In 1828, O'Donnell and others petitioned the Maryland State Senate to incorporate the Canton Company, "a real estate company that was to include at the outset the Canton plantation plus all the waterfront property from Fells Point to Lazaretto Point, a total of 3,000 acres." The bill passed in 1829 and the company was given the right to lay out streets, build wharves, ships, factories, stores and homes, which O'Donnell did together with William Patterson and Peter Cooper.

He served as president of Baltimore's Gas and Light Company for thirty-nine years, president of the Baltimore Water Company for fifteen years, and was on the board of directors of the Baltimore and Ohio Railroad and the Union Bank of Baltimore. He was also an original member of the Maryland Club and was one of the commissioners appointed to lay out Druid Hill Park.

==Personal life==

Portrait of his daughter, Mrs. Adrian Iselin (née Eleanora O'Donnell) by John Singer Sargent in 1888

O'Donnell was married to Eleanora C. Pascault (1799–1870), a daughter of French-born merchant Louis Pascault, Marquis de Poleon. Among her siblings were sisters Henriette (wife of French Gen. Jean-Jacques Reubell, who came to Baltimore with Jérôme Bonaparte), and Josephine (wife of James Gallatin, eldest son of Ambassador and Secretary Albert Gallatin) Her brother, Louis Charles Pascault, was a Capt. in the Mexican War (who married Ann Goldsborough, a granddaughter of Continental Congressman Robert Goldsborough), Together, the O'Donnells were the parents of:

- Emily O'Donnell (1818–1888), who married U.S. Representative and Mayor of Baltimore Solomon Hillen Jr.
- Eleanora O'Donnell (1821–1897), who married the New York financier Adrian Iselin.
- Charles Oliver O'Donnell (1823–1877), who married Hellen Sophia Carroll (1834–1886), a descendant of Charles Carroll of Carrollton and sister to Gov. John Lee Carroll, in 1867.
- Josephine O'Donnell, who married Thomas Sim Lee, a grandson of Gov. Thomas Sim Lee, in 1843.
- Christopher Columbus O'Donnell Jr., who married Caroline Jenkins.

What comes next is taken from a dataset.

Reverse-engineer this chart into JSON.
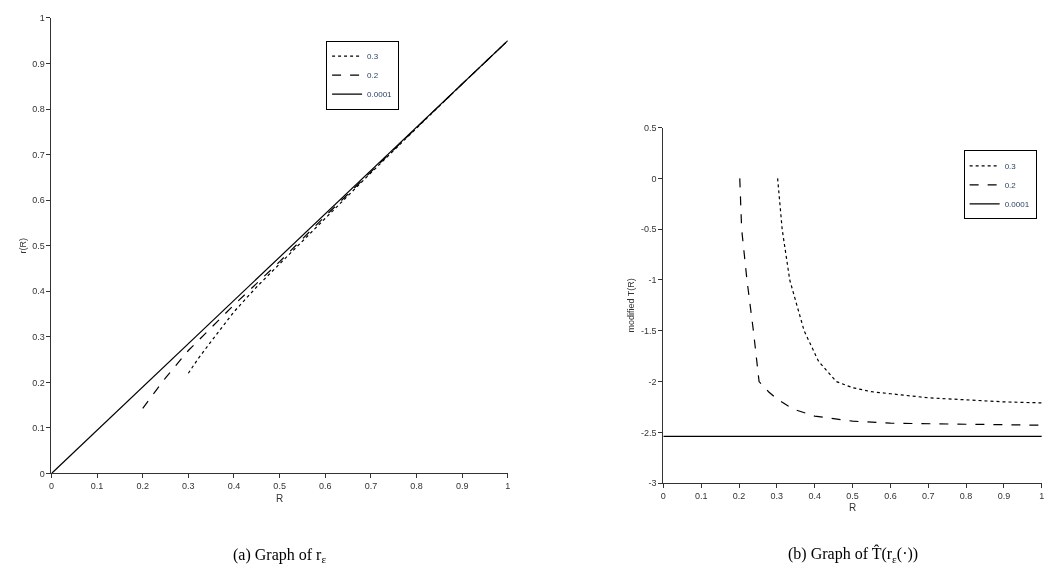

O'Donnell died on Mary 26, 1873, in Baltimore. In his will, he left his estate to his children and grandchildren, with specific bequests of $5,000 to the Maryland Institution for the Instruction of the Blind, $5,000 to St. Mary's Industrial School for Boys, and $5,000 to the Roman Catholic Asylum for Widows.

===Descendants===
Through his son Charles, he was a grandfather of John Charles O'Donnell (1868–1914), who married Julia Edie (a granddaughter of U.S. Representative John Rufus Edie) and lived in Montreux, Switzerland.

Through his daughter Eleanora, he was a grandfather of Adrian Iselin Jr. (1846–1935), William Emil Iselin (1848–1937), Eleanora Iselin Kane (1849–1938), Columbus O'Donnell Iselin (1851–1933), Charles Oliver Iselin (1854–1932), Papal Countess Georgine Iselin (1857–1954), and Emilie Eleanora Iselin Beresford (1860–1916).